As mutual trust and friendship developed, sisters from a variety of congregations interacted with and learned from each other. Observing them, I learned that to rebuild a nation, the first step of the long journey of the healing process is to have faith in those living and serving there; this has yet to occur in South Sudan. But the sisters' presence is a sign of that to come! To continue being in solidarity, ASEC staff formulated a prayer that they continue to use: a prayer for peace and healing for the nation, and for a future full of hope for the people living there.

Both local and missionary sisters are serving hand in hand, building people's faith and hope for the future yet to be realized. Trauma is one of the challenges they face each day as they support the communities there. I keep wondering what keeps these sisters ministering there amid challenging uncertainties, but the answer is simple; it's love. One sister told me that despite the fragile environment, walking out and leaving those who have nowhere else to call home is not an option. Daughter of Saint Paul Sister Ann observed, "You cannot know what is happening in someone's mind, yet you have to keep hope alive; yes, hope that there is a future."

I think having an open mind as we encounter and immerse ourselves in a new culture is important. The African proverb, "He who has not traveled widely thinks that his mother is the best cook," illustrates this well. It encourages us to travel, to be aware and to explore other cultures with an open mind and heart — and not to interpret or judge those cultures through our own cultural lenses. If we have open minds and are ready to learn and engage effectively with the local people, new cultures will shape our opinions. It is easy for people who live in peaceful circumstances to tell others living in volatile and vulnerable regions to "just leave;" but for those working in those regions, providing essential services to the sick, poor, children, women and elderly is a priority.

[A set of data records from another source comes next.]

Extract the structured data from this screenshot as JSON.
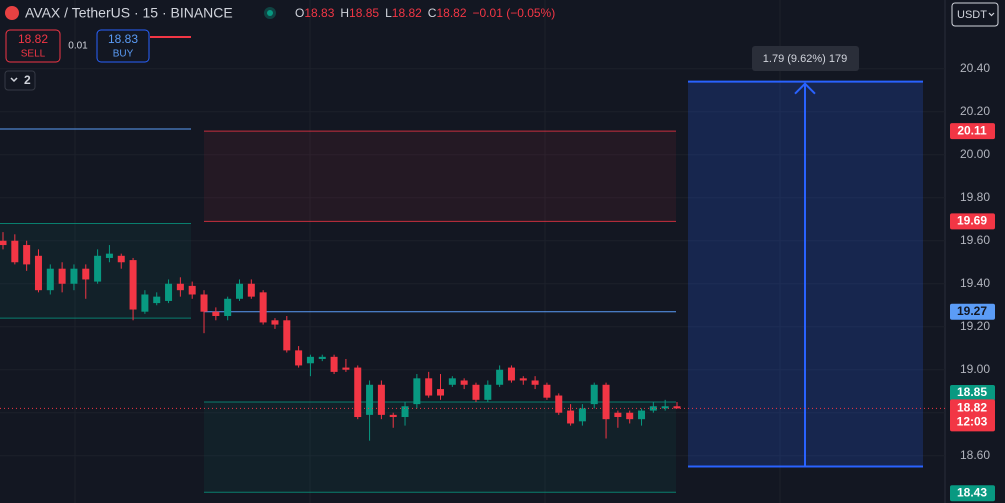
{
  "header": {
    "symbol": "AVAX / TetherUS · 15 · BINANCE",
    "ohlc_labels": [
      "O",
      "H",
      "L",
      "C"
    ],
    "change": "−0.01 (−0.05%)",
    "sell_price": "18.82",
    "sell": "SELL",
    "quantity": "0.01",
    "buy_price": "18.83",
    "buy": "BUY",
    "indicators": "2",
    "currency": "USDT"
  },
  "chart_data": {
    "type": "candlestick",
    "open": [
      19.6,
      19.6,
      19.58,
      19.53,
      19.37,
      19.47,
      19.4,
      19.47,
      19.41,
      19.52,
      19.53,
      19.51,
      19.27,
      19.31,
      19.32,
      19.4,
      19.39,
      19.35,
      19.27,
      19.25,
      19.33,
      19.4,
      19.36,
      19.23,
      19.23,
      19.09,
      19.03,
      19.05,
      19.06,
      19.01,
      19.01,
      18.79,
      18.93,
      18.79,
      18.78,
      18.84,
      18.96,
      18.91,
      18.93,
      18.95,
      18.93,
      18.86,
      18.93,
      19.01,
      18.96,
      18.95,
      18.93,
      18.88,
      18.81,
      18.76,
      18.84,
      18.93,
      18.8,
      18.8,
      18.77,
      18.81,
      18.82,
      18.83
    ],
    "high": [
      19.64,
      19.63,
      19.6,
      19.56,
      19.49,
      19.5,
      19.49,
      19.49,
      19.56,
      19.58,
      19.54,
      19.52,
      19.37,
      19.36,
      19.42,
      19.43,
      19.41,
      19.37,
      19.29,
      19.34,
      19.42,
      19.42,
      19.37,
      19.24,
      19.25,
      19.11,
      19.07,
      19.07,
      19.07,
      19.05,
      19.02,
      18.95,
      18.95,
      18.8,
      18.85,
      18.98,
      18.99,
      18.98,
      18.97,
      18.96,
      18.94,
      18.95,
      19.02,
      19.02,
      18.97,
      18.97,
      18.94,
      18.89,
      18.84,
      18.84,
      18.94,
      18.94,
      18.81,
      18.81,
      18.82,
      18.85,
      18.86,
      18.85
    ],
    "low": [
      19.56,
      19.49,
      19.46,
      19.36,
      19.35,
      19.36,
      19.37,
      19.33,
      19.4,
      19.5,
      19.47,
      19.23,
      19.26,
      19.3,
      19.31,
      19.34,
      19.33,
      19.17,
      19.23,
      19.23,
      19.32,
      19.33,
      19.21,
      19.19,
      19.08,
      19.01,
      18.97,
      19.04,
      18.98,
      18.99,
      18.77,
      18.67,
      18.77,
      18.73,
      18.74,
      18.82,
      18.87,
      18.86,
      18.92,
      18.91,
      18.85,
      18.85,
      18.92,
      18.94,
      18.93,
      18.91,
      18.86,
      18.79,
      18.74,
      18.74,
      18.82,
      18.68,
      18.73,
      18.75,
      18.74,
      18.8,
      18.81,
      18.82
    ],
    "close": [
      19.58,
      19.5,
      19.49,
      19.37,
      19.47,
      19.4,
      19.47,
      19.42,
      19.53,
      19.54,
      19.5,
      19.28,
      19.35,
      19.34,
      19.4,
      19.37,
      19.35,
      19.27,
      19.25,
      19.33,
      19.4,
      19.34,
      19.22,
      19.21,
      19.09,
      19.02,
      19.06,
      19.06,
      18.99,
      19.0,
      18.78,
      18.93,
      18.79,
      18.78,
      18.83,
      18.96,
      18.88,
      18.88,
      18.96,
      18.93,
      18.86,
      18.93,
      19.0,
      18.95,
      18.95,
      18.93,
      18.87,
      18.8,
      18.75,
      18.82,
      18.93,
      18.77,
      18.78,
      18.77,
      18.81,
      18.83,
      18.83,
      18.82
    ],
    "up_color": "#089981",
    "down_color": "#f23645",
    "ylim": [
      18.38,
      20.72
    ],
    "yticks": [
      {
        "value": 18.6,
        "label": "18.60"
      },
      {
        "value": 18.8,
        "label": "18.80"
      },
      {
        "value": 19.0,
        "label": "19.00"
      },
      {
        "value": 19.2,
        "label": "19.20"
      },
      {
        "value": 19.4,
        "label": "19.40"
      },
      {
        "value": 19.6,
        "label": "19.60"
      },
      {
        "value": 19.8,
        "label": "19.80"
      },
      {
        "value": 20.0,
        "label": "20.00"
      },
      {
        "value": 20.2,
        "label": "20.20"
      },
      {
        "value": 20.4,
        "label": "20.40"
      }
    ],
    "countdown": "12:03",
    "zones": [
      {
        "top": 20.11,
        "bottom": 19.69,
        "color": "#f23645"
      },
      {
        "top": 18.85,
        "bottom": 18.43,
        "color": "#089981"
      },
      {
        "top": 19.68,
        "bottom": 19.24,
        "color": "#089981"
      }
    ],
    "lines": [
      {
        "value": 19.27,
        "color": "#5b9cf6"
      },
      {
        "value": 20.12,
        "color": "#5b9cf6"
      }
    ],
    "position": {
      "top": 20.34,
      "bottom": 18.55,
      "color": "#2962ff",
      "label": "1.79 (9.62%) 179"
    }
  }
}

I was deeply touched by the faith, hope and love demonstrated by the Catholic sisters as they navigated difficult terrain to provide desperately needed services. The sisters' commitment and desire to make a difference in the society and lives of the people they serve is nourished by faith and hope for a better tomorrow. Above all, it is love that leads them to wake up each day to serve.

Each day that we travelled in the South Sudan, I thought of St. Paul's letter to the Galatians: "My children," he wrote, "I am going through the pain of childbirth all over again, until Christ is formed in you. I wish I could be there with you and find the right way of talking to you. I am quite at a loss with you" (Galatians 4: 19-20).

We have a duty not only to pray but also to be active for these people — for the women, the girls, the boys and the elderly in this troubled country. Peace is indispensable for sustainable human development in South Sudan; and there is a dire need for humanitarian assistance! The need for trauma healing cannot be underestimated. It is essential to develop mutual trust and to impart positive values to the next generation. The road to recovery is long and precarious, but we must not lose faith and hope; the people there are depending on us!

Are you ready to walk with us?

[Jane Wakahiu is a member of the Little Sisters of St. Francis and is the Executive Director of the ASEC and SLDI/HESA.]